医療機関の補助金は新型コロナ感染症の事業への協力なのか自社への補助なのかで対応が変わってきます。
内装工事や、設備の補助金は複数年の事業報告が必要であり、事業計画はしっかり立ててください。また、金額が大きくなりますので、詳しい方がいない場合は専門家を活用ください。
ポイント1.補助金は後払い
補助金はすぐに受給できるわけではありません。
補助金は費用面を補助してくれる有用な制度ですが、後払いが基本です。申請している経費は、自分で用意して先に支払う必要があります。病院やクリニックは額が大きくなることが多いので注意が必要です。
また、補助金の入金タイミングに関しては自分でコントロール出来ないため、入金されるまでの資金繰りが難しくなります。

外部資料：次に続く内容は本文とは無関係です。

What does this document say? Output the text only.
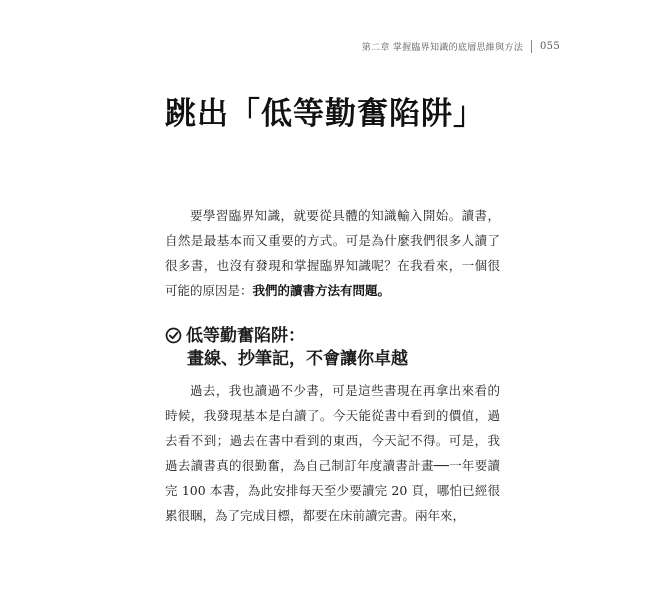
第二章 掌握臨界知識的底層思維與方法 055
跳出「低等勤奮陷阱」

要學習臨界知識，就要從具體的知識輸入開始。讀書，自然是最基本而又重要的方式。可是為什麼我們很多人讀了很多書，也沒有發現和掌握臨界知識呢？在我看來，一個很可能的原因是：我們的讀書方法有問題。

低等勤奮陷阱：
畫線、抄筆記，不會讓你卓越

過去，我也讀過不少書，可是這些書現在再拿出來看的時候，我發現基本是白讀了。今天能從書中看到的價值，過去看不到；過去在書中看到的東西，今天記不得。可是，我過去讀書真的很勤奮，為自己制訂年度讀書計畫──一年要讀完 100 本書，為此安排每天至少要讀完 20 頁，哪怕已經很累很睏，為了完成目標，都要在床前讀完書。兩年來，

これらを理解したうえで補助金を有効活用する必要があります。
ポイント2.助成事業が完了しても報告が必要
医療機関の補助金は公共性が高いため、複数年度の報告が必要だったり、その後の事情により変更したりする場合は許可が必要になったりします。しっかり事業計画を立てて、内容を精査してから提出しましょう。
補助金ありきの整備を行うことはないのですが、補助金の情報は知っておいて損はしません。特に新型コロナウィルス感染症対策や、設備や機器の導入、新しく雇用する場合などの医療体制強化のためにも目を通していただければと思います。
ポイント3.審査を通過するためには専門家に相談しよう
補助金・助成金には予算の上限がありますので、申請したもの全てが助成を受けれるわけではありません。
補助金の審査は、同じような内容であれば、より優れたものが採用されるという特徴があります。補助金、助成金に詳しい方がいない場合は専門家を活用することがおすすめです。
専門家には税理士、社会保険労務士、中小企業診断士やコンサルタントがいます。確定申告の時にお世話になっている税理士などお近くの専門家に相談してみましょう。